Question

The average length of a certain species of butterfly is believed to be 0.75 inches. A researcher believes that actually the average length should be higher than what is believed. To test the hypothesis H 0: μ = 0.75 against H a: μ > 0.75, the researcher takes a sample of 36 butterflies and found that the mean from the sample is 0.65 inches and the sample standard deviation s=1.99 inches. What test should you use for this test?a. T-testb. Z-test

Answer 1

a. T-test

If we analyze the size for the sample is > 30 but we know the population deviation so is better apply a t test to compare the actual mean to the reference value

Explanation:

Previous concepts and data given

The margin of error is the range of values below and above the sample statistic in a confidence interval.
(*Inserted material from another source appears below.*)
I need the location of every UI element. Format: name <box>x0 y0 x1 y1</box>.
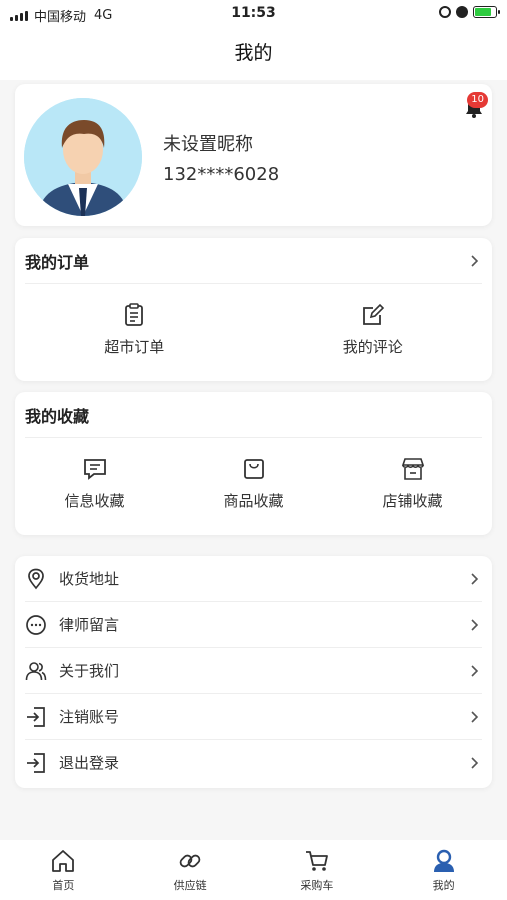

Normal distribution, is a "probability distribution that is symmetric about the mean, showing that data near the mean are more frequent in occurrence than data far from the mean".

`\bar X=0.65` represent the sample mean

`s=1.99` represent the sample standard deviation

n=36 represent the sample selected

`\alpha` significance level

State the null and alternative hypotheses.

We need to conduct a hypothesis in order to check if the mean is higher than 0.75 inches, the system of hypothesis would be:

Null hypothesis:
`\mu \leq 0.75`

Alternative hypothesis:
`\mu > 0.75`

If we analyze the size for the sample is > 30 but we know the population deviation so is better apply a t test to compare the actual mean to the reference value, and the statistic is given by:

`t=(\bar X-\mu_o)/((s)/(√(n)))` (1)

t-test: "Is used to compare group means. Is one of the most common tests and is used to determine if the mean is (higher, less or not equal) to an specified value".

Calculate the statistic

We can replace in formula (1) the info given like this:

`t=(0.65-0.75)/((1.99)/(√(36)))=-0.3015`

We can also calculate the p value given by:

`p_v =P(z>-0.3015)=0.618`

Conclusion

If we compare the p value and the significance level assumed
`\alpha=0.05` we see that
`p_v>\alpha` so we can conclude that we have enough evidence to FAIL to reject the null hypothesis, the true mean is not significantly higher than 0.75.